You have run your samples through QIIME2. The denoising is done, the feature table exists, taxonomy has been assigned. You are now looking at hundreds of ASVs across dozens of samples — and the question that always follows is the same: what do I do with this now, and what are these numbers actually telling me about biology?
This is a guide through the core analyses of 16S downstream work — not a step-by-step tutorial, but the conceptual map that makes the steps make sense.
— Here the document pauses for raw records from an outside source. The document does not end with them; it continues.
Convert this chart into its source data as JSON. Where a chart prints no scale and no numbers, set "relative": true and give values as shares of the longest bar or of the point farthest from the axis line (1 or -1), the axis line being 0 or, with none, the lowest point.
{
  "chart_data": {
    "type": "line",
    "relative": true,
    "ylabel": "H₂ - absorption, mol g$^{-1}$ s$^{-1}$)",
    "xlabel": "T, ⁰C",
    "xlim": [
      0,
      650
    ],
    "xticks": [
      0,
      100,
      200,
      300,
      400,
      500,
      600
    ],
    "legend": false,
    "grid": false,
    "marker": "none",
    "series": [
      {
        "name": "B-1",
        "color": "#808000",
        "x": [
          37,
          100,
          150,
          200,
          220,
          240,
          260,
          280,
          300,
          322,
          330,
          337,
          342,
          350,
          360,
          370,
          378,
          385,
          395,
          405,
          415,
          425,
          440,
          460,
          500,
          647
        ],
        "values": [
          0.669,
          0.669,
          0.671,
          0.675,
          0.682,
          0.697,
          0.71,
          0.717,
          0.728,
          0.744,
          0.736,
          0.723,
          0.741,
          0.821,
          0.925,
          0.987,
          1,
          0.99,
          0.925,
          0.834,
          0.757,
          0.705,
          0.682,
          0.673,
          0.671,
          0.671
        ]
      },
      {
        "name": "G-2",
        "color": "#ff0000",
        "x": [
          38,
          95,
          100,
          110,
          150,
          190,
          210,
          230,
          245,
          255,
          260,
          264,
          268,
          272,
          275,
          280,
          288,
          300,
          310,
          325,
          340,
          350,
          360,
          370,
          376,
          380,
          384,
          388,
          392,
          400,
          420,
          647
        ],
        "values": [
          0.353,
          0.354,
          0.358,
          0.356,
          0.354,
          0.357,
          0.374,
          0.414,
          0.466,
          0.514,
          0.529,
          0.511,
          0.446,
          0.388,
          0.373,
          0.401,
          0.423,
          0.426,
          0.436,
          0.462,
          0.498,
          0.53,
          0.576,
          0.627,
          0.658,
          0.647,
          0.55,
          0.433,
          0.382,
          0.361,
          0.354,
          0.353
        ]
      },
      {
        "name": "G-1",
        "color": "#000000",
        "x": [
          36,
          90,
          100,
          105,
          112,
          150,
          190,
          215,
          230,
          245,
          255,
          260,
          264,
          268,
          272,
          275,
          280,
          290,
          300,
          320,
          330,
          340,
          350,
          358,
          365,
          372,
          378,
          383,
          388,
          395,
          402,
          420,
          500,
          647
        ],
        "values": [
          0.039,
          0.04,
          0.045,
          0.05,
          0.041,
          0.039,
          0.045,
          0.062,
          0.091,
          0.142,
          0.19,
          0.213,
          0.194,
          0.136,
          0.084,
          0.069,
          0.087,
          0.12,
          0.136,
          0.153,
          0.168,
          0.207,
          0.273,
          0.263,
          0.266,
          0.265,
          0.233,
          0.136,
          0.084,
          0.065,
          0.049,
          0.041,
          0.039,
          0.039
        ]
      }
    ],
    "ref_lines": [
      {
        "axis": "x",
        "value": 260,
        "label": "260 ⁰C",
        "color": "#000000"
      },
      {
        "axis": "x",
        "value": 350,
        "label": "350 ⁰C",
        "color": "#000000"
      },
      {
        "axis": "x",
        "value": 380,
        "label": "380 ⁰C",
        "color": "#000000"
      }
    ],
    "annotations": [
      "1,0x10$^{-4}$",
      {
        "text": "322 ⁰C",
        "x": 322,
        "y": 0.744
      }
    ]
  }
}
Every figure here was generated from the Moving Pictures dataset using the workflow described at the end of this page.
All figures come from the Moving Pictures dataset (Caporaso et al. 2011, Genome Biology 12:R50) — 34 samples, two human subjects, four body sites (gut, left palm, right palm, tongue), sampled longitudinally over five months. It is the standard reference for microbiome methods development and validation.
First: look at who is there
Every investigation starts with a survey of the scene. Before any statistical test, the first question is compositional: which microbial phyla dominate, and does the pattern vary across groups? If it does not, everything downstream will be harder to interpret. If it does — as it almost always does across distinct body sites or conditions — you already have your first biological result.
The standard approach aggregates ASVs to phylum level, normalizes each sample to relative abundance so every bar sums to 100%, and displays the result as stacked bars — one column per sample, colored by phylum, arranged by group. It is the most immediate visual evidence you have about community structure.